Игорь Новицкий – Клиническая гипнотерапия. Теория, методология и практика в психиатрии и психологии (страница 28)
Не менее сложным является различение гипнотических явлений и обсессивно-компульсивных феноменов. ОКР характеризуется навязчивыми мыслями и компульсивными действиями, которые воспринимаются как собственные, но нежелательные и вызывающие тревогу; критичность при этом обычно сохранена, но контроль реализуется через ритуалы, а не через гибкую регуляцию (Salkovskis P.M., 1991). В гипнозе возможны постгипнотические установки и автоматизация поведения, однако они должны быть этически прозрачны и согласованы с целями терапии. Опасность заключается в том, что директивные техники могут непреднамеренно создавать ритуализированные формы саморегуляции, если терапевт не отслеживает, превращается ли «якорь» или упражнение в компульсивное действие. В таких случаях граница нормы и патологии проходит по линии функциональности: упражнение, которое расширяет свободу пациента, является терапевтическим; действие, которое становится обязательным и тревожно-обусловленным, рискует приобрести компульсивный характер, даже если внешне выглядит «как техника» (Clark D.M., 1986; Salkovskis P.M., 1991).
Вопрос нормы и патологии ИСС имеет и нейропсихологическое измерение. Современные модели сознания, основанные на предиктивной обработке, предполагают, что мозг постоянно строит вероятностные гипотезы о мире и теле, а субъективный опыт является результатом сопоставления предсказаний и сенсорных данных (Friston K., 2010; Clark A., 2013). В этой перспективе нормальные ИСС можно описать как временное изменение «весов» предсказаний и сенсорных сигналов: гипноз, например, может усиливать влияние целевой установки и контекстного смысла, снижая конкурирующие интерпретации (Oakley D.A., Halligan P.W., 2013). Патологические состояния, напротив, могут отражать устойчивый дисбаланс, когда предсказания становятся чрезмерно доминирующими (как при некоторых психотических интерпретациях) или, наоборот, сенсорная неопределённость не компенсируется интегрирующими моделями (как при тяжёлой тревоге или деперсонализации). Для практики гипнотерапии это означает, что «глубина» состояния сама по себе не является целью: цель – функциональная перенастройка, которая должна оставаться обратимой и интегрируемой.
Нормативные ИСС часто характеризуются положительной валентностью или, по крайней мере, нейтральностью: они переживаются как безопасные, интересные, полезные.

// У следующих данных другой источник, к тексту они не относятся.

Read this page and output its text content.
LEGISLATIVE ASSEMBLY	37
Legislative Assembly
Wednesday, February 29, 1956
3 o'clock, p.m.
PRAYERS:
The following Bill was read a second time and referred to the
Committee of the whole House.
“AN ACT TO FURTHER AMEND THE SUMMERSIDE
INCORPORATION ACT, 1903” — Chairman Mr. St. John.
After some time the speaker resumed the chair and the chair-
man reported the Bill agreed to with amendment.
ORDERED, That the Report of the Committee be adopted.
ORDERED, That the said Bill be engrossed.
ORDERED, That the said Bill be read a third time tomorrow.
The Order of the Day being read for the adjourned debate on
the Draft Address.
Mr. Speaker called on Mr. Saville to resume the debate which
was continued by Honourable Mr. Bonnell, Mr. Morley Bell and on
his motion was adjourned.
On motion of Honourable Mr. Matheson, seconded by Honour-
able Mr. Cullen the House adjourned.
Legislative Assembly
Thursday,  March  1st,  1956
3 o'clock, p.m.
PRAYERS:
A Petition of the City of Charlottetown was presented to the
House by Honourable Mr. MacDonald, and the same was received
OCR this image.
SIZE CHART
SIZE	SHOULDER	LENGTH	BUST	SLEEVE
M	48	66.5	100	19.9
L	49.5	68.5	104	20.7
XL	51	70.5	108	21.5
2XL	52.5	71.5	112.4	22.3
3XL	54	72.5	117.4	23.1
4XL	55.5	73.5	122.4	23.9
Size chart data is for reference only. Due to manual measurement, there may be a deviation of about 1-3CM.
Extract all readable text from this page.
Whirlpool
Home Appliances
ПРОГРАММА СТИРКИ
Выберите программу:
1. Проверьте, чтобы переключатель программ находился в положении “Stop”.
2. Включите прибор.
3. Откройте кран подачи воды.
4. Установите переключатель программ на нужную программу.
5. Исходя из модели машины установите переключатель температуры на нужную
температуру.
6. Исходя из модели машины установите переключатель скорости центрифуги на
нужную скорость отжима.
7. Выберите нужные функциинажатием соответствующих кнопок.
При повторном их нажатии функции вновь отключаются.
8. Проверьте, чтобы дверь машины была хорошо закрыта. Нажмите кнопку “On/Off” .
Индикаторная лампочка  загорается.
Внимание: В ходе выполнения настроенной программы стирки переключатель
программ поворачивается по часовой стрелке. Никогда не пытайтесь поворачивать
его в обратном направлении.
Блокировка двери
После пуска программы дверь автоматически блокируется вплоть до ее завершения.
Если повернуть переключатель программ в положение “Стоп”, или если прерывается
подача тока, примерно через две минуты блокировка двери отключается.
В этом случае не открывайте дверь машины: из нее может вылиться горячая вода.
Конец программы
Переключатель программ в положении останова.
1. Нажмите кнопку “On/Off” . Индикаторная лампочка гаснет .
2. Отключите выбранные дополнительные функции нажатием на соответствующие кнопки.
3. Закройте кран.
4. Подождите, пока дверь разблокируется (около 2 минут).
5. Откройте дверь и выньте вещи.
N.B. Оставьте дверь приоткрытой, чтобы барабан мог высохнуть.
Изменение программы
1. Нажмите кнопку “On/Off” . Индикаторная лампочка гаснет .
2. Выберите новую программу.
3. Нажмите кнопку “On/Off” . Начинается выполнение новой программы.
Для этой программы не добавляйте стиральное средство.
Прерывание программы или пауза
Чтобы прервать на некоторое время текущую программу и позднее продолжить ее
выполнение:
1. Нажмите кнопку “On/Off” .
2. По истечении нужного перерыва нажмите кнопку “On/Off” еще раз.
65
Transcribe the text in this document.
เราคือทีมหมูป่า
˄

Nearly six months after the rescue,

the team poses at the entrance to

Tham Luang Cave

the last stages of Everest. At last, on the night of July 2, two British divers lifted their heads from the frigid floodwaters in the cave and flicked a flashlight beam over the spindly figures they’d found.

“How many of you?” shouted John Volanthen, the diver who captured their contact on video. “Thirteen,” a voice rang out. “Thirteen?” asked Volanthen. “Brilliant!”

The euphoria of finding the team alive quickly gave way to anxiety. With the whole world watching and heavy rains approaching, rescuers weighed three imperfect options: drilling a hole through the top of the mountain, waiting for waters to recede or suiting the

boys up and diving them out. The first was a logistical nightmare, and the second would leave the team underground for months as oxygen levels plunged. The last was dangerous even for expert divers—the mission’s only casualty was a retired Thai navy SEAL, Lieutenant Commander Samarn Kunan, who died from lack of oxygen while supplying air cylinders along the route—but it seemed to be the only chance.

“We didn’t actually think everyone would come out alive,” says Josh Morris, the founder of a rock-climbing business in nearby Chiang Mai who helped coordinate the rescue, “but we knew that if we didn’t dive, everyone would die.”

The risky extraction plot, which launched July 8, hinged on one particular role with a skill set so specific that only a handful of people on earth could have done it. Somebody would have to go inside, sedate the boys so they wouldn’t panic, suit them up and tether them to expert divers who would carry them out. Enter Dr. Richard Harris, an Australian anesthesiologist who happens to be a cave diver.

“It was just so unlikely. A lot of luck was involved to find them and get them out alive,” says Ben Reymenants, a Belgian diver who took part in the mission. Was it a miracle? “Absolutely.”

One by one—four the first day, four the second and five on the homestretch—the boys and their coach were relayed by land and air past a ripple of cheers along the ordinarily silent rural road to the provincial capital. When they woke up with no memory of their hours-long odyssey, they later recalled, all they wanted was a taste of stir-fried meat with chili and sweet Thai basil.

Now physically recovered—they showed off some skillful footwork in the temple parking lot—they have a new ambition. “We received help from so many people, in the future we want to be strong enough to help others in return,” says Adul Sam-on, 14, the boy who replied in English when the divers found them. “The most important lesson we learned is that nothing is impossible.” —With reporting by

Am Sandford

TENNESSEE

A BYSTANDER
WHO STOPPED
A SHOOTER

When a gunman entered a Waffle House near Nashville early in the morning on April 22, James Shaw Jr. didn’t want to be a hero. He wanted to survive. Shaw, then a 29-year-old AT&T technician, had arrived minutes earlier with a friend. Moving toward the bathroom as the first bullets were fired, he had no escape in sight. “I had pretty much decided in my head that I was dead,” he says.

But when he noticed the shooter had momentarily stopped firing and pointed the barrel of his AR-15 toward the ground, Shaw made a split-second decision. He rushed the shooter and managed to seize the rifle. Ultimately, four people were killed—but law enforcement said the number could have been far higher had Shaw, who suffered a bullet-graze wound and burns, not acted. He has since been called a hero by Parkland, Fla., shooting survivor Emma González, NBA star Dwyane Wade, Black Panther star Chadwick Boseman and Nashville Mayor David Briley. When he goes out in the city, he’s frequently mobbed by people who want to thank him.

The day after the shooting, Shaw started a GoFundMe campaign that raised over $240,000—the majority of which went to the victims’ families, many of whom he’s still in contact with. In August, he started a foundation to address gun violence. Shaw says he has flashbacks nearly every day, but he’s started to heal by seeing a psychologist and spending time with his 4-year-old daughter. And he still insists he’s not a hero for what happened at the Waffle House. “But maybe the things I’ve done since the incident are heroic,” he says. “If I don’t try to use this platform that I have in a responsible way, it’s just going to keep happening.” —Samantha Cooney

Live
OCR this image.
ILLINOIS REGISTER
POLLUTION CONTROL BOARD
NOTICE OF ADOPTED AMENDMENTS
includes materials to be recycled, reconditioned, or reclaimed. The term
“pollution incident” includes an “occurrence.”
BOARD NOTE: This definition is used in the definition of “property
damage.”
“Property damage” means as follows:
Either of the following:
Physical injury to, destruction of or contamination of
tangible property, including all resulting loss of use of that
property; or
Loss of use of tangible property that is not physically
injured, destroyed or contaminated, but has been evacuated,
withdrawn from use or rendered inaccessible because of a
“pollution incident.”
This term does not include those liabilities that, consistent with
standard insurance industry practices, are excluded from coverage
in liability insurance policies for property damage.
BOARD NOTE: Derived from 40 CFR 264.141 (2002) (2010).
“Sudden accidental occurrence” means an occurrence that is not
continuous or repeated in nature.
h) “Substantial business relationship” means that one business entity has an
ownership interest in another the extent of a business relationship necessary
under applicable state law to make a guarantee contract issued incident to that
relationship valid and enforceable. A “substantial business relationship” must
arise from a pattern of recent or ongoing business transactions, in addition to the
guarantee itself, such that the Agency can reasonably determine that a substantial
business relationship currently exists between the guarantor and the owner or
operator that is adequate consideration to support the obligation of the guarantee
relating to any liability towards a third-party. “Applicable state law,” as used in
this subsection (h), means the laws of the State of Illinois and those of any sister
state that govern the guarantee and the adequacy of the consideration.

Патологические ИСС, напротив, часто окрашены тревогой, угрозой и отчуждением. Деперсонализация и дереализация, например, могут возникать как транзиторная реакция на стресс и у здоровых людей, но становятся расстройством тогда, когда приобретают устойчивость, выраженное страдание и нарушение функционирования. Эта граница особенно важна для клинициста: кратковременная дереализация в панической атаке (МКБ-10: F41.0; МКБ-11: panic disorder) является частью тревожного синдрома, тогда как длительная дереализация вне приступов и в отсутствие панической динамики может требовать иной диагностической и терапевтической рамки. В гипнозе возможно кратковременное изменение чувства тела и реальности как часть релаксации и фокусировки внимания; однако если пациент сообщает о привычной деперсонализации или испытывает страх утраты контроля, терапевт должен предпочесть техники стабилизации, ориентации и усиления чувства агентности.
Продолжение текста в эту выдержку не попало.